I aspire to know about something the same way that Chris Paul knows about the intricacies of the Staples Center in Los Angeles. You see, it’s truly inspiring that Paul, now with the Houston Rockets and formerly with the Los Angeles Clippers, truly knows the Staples Center like the back of his hand.
After the Rockets lost to the Clippers for the second time this season (in a game that was largely influenced by discrepancies in refereeing, I promise I’m not too bitter), Paul took his floor general title from the hardwood and moved it off the court, leading his team into battle.
The first stage of the plan was simple.
They needed a diversion.
23 year old Clint Capela, a 6-10 native of Switzerland known for this beautiful cover of Frozen’s “Let it Go,” was perfect for the job. All he had to do was be big and knock on the front door.
And that’s exactly what he did.
And, while the biggest member of the team was outside, Paul led James Harden, Trevor Ariza, and Gerald Green through another hallway that inexplicably connects the two locker rooms in Los Angeles. Something that was apparently very unexpected.
And my favorite part of all of this (besides the image of Clint Capela knocking on the front door and then awkwardly shuffling around in the hallway unsure of how else to contribute to the mayhem that he was supposed to be a part of) is Chris Paul knowing his former work place so well that he could enter in a way that would be certainly unexpected. Paul clearly knew the inner workings of the Staples Center and also knew that this entryway would not be one that would receive much attention from his former team.
He knew the pathway and he knew how his former team worked. It’s amazing.
I aspire to know about something the same way that Chris Paul knows about the intricacies of the Staples Center in Los Angeles. You see, the closest I have come to this is knowing how to get from the gymnasium in St. Theresa’s Catholic Church in Sugar Land, Texas to a classroom within the same building at the church.

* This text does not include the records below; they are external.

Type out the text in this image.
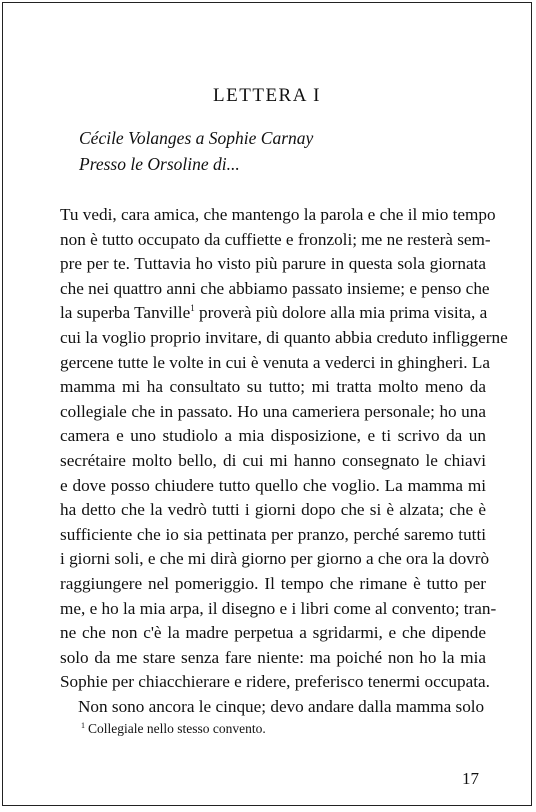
LETTERA I
Cécile Volanges a Sophie Carnay
Presso le Orsoline di...
Tu vedi, cara amica, che mantengo la parola e che il mio tempo
non è tutto occupato da cuffiette e fronzoli; me ne resterà sem-
pre per te. Tuttavia ho visto più parure in questa sola giornata
che nei quattro anni che abbiamo passato insieme; e penso che
la superba Tanville$^1$ proverà più dolore alla mia prima visita, a
cui la voglio proprio invitare, di quanto abbia creduto infliggerne
gercene tutte le volte in cui è venuta a vederci in ghingheri. La
mamma mi ha consultato su tutto; mi tratta molto meno da
collegiale che in passato. Ho una cameriera personale; ho una
camera e uno studiolo a mia disposizione, e ti scrivo da un
secrétaire molto bello, di cui mi hanno consegnato le chiavi
e dove posso chiudere tutto quello che voglio. La mamma mi
ha detto che la vedrò tutti i giorni dopo che si è alzata; che è
sufficiente che io sia pettinata per pranzo, perché saremo tutti
i giorni soli, e che mi dirà giorno per giorno a che ora la dovrò
raggiungere nel pomeriggio. Il tempo che rimane è tutto per
me, e ho la mia arpa, il disegno e i libri come al convento; tran-
ne che non c'è la madre perpetua a sgridarmi, e che dipende
solo da me stare senza fare niente: ma poiché non ho la mia
Sophie per chiacchierare e ridere, preferisco tenermi occupata.
Non sono ancora le cinque; devo andare dalla mamma solo
$^1$ Collegiale nello stesso convento.
17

When I was in the Boy Scouts of America, my troop (aptly named Troop 911) met at St. Theresa’s Catholic Church in Sugar Land, Texas. This church had its own gymnasium. And as all properly functioning gymnasiums do, this one had a closet for basketballs and tennis balls and chairs and for kids to crawl through. Because that’s what kids do. And sometimes this closet would be locked.
But other times it would be unlocked and could be entered. And while crawling around in this gigantic closet in knee high forest green socks and khaki clothes and with a mop of brown hair on their head, boy scouts would often open another door that connected the ball closet. Instead of connecting back to the gymnasium, it connected to a lounge room/classroom/room with a foosball table.

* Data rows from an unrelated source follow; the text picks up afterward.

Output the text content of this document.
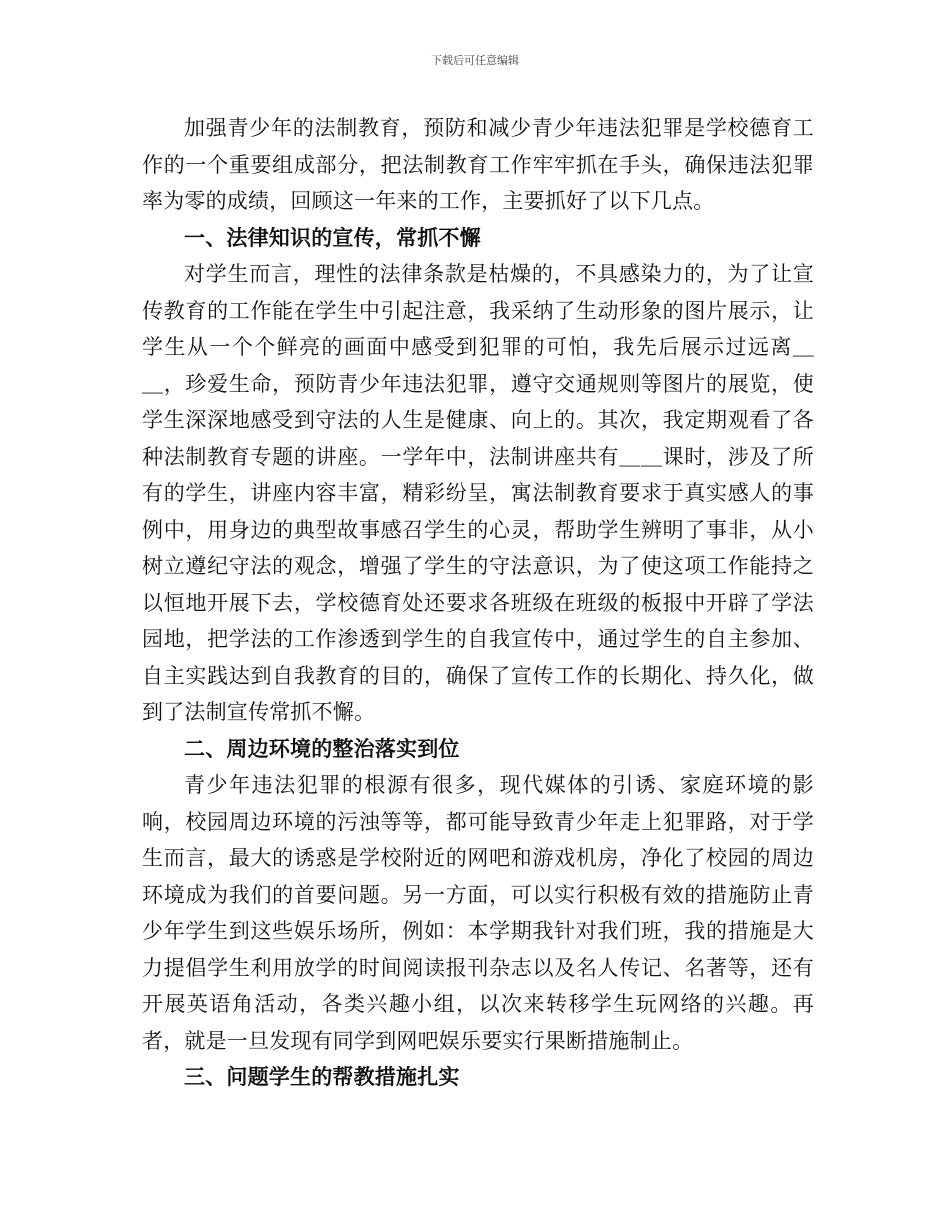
下载后可任意编辑

加强青少年的法制教育，预防和减少青少年违法犯罪是学校德育工作的一个重要组成部分，把法制教育工作牢牢抓在手头，确保违法犯罪率为零的成绩，回顾这一年来的工作，主要抓好了以下几点。

一、法律知识的宣传，常抓不懈

对学生而言，理性的法律条款是枯燥的，不具感染力的，为了让宣传教育的工作能在学生中引起注意，我采纳了生动形象的图片展示，让学生从一个个鲜亮的画面中感受到犯罪的可怕，我先后展示过远离＿＿，珍爱生命，预防青少年违法犯罪，遵守交通规则等图片的展览，使学生深深地感受到守法的人生是健康、向上的。其次，我定期观看了各种法制教育专题的讲座。一学年中，法制讲座共有＿＿课时，涉及了所有的学生，讲座内容丰富，精彩纷呈，寓法制教育要求于真实感人的事例中，用身边的典型故事感召学生的心灵，帮助学生辨明了事非，从小树立遵纪守法的观念，增强了学生的守法意识，为了使这项工作能持之以恒地开展下去，学校德育处还要求各班级在班级的板报中开辟了学法园地，把学法的工作渗透到学生的自我宣传中，通过学生的自主参加、自主实践达到自我教育的目的，确保了宣传工作的长期化、持久化，做到了法制宣传常抓不懈。

二、周边环境的整治落实到位

青少年违法犯罪的根源有很多，现代媒体的引诱、家庭环境的影响，校园周边环境的污浊等等，都可能导致青少年走上犯罪路，对于学生而言，最大的诱惑是学校附近的网吧和游戏机房，净化了校园的周边环境成为我们的首要问题。另一方面，可以实行积极有效的措施防止青少年学生到这些娱乐场所，例如：本学期我针对我们班，我的措施是大力提倡学生利用放学的时间阅读报刊杂志以及名人传记、名著等，还有开展英语角活动，各类兴趣小组，以次来转移学生玩网络的兴趣。再者，就是一旦发现有同学到网吧娱乐要实行果断措施制止。

三、问题学生的帮教措施扎实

And really that’s the closest I’ve ever come to knowing about a “secret passageway” in the same way that Chris Paul knew about a real life secret passageway.
More than likely, I’ll never know about a real life secret passageway in the same that Chris Paul does. But maybe, hopefully, I’ll know about something else to the same degree of expertise that Chris Paul has with launching effective surprise attacks on his former team.